Mailing List lml@lancaironline.net Message #41017
From: <Sky2high@aol.com>
Sender: <marv@lancaironline.net>
Subject: Re: [LML] Re: Thielert Diesel Centurion 4.0
Date: Sat, 31 Mar 2007 15:31:11 -0400
To: <lml@lancaironline.net>
In a message dated 3/31/2007 1:00:05 P.M. Central Daylight Time, REHBINC@aol.com writes:
As long as we're on the subject, what is the typical cooling drag as a percentage of the total airframe drag? My memory from undergrad aerodynamics is fading but it seems like it is in the 5 to 10% range.
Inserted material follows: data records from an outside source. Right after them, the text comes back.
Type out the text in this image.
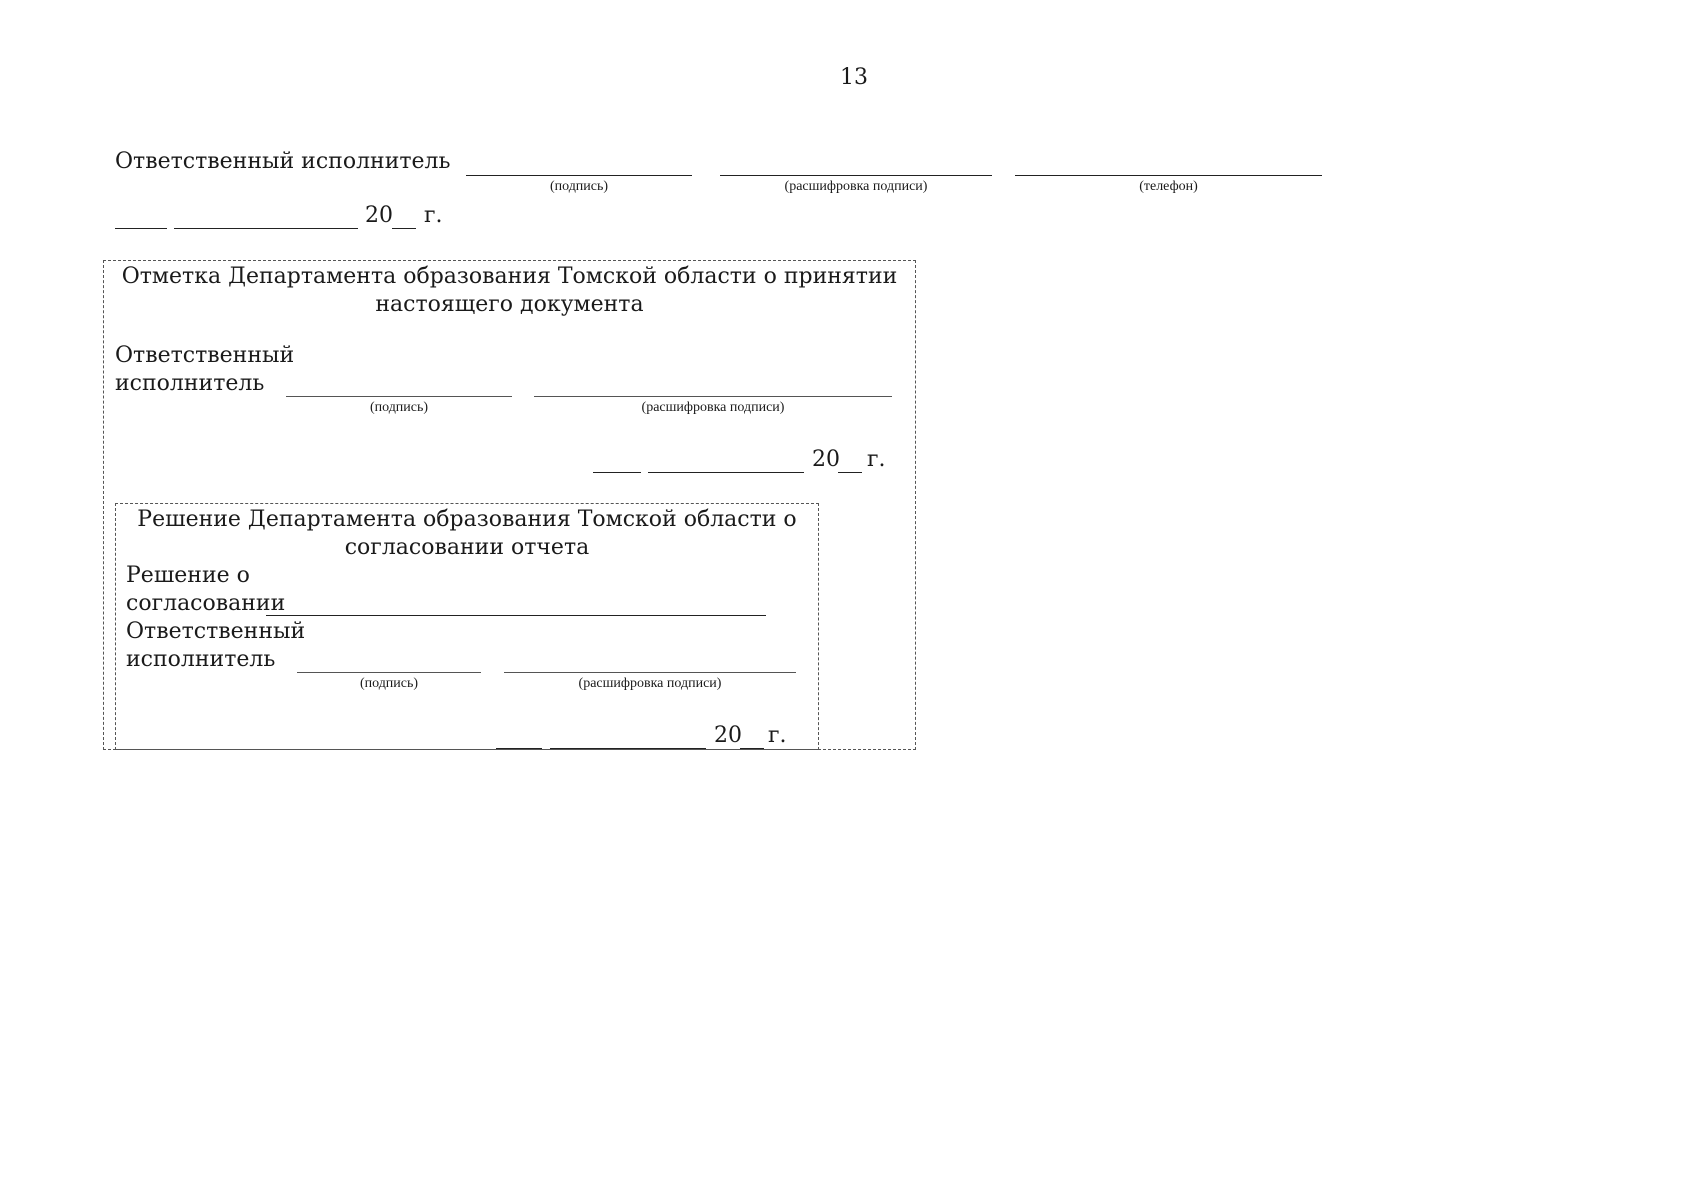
13
Ответственный исполнитель
(подпись)	(расшифровка подписи)	(телефон)
20 г.
Отметка Департамента образования Томской области о принятии
настоящего документа
Ответственный
исполнитель
(подпись)	(расшифровка подписи)
20 г.
Решение Департамента образования Томской области о
согласовании отчета
Решение о
согласовании
Ответственный
исполнитель
(подпись)	(расшифровка подписи)
20 г.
For the moment lets assume it is 7%.
Rob,
 
Diesels aside, "typical" isn't typical anymore.  I.E. Lancairs do not exhibit airframe drag anything like those that you studied.  With slick, efficient airframes and laminar flow wings, the relative impact of drag inducing components changes dramatically.  The reduction of cooling drag is free and contributes a great deal to performance.  Maybe we should assume a diesel scenario where the cooling drag contribution is more like 20% of the total drag.
 
The reduction of cooling drag is one of the ways that I can achieve the speeds that I do (exceeding 200 Kts with a 320 CI spark ignition engine). 
 
Gee, I once programmed 1950's era computers and they work the same way today, only they are a bit faster and smaller.  Your undergrad course, relating data from textbooks written in the middle of the last century, is merely an artifact, nay, even a relic from the dark past - before laminar plan forms, carbon fiber and polymer snot-slick coatings were widely available and used in or about every-man's airplane....
 
OK, let the diesel discussion continue apace.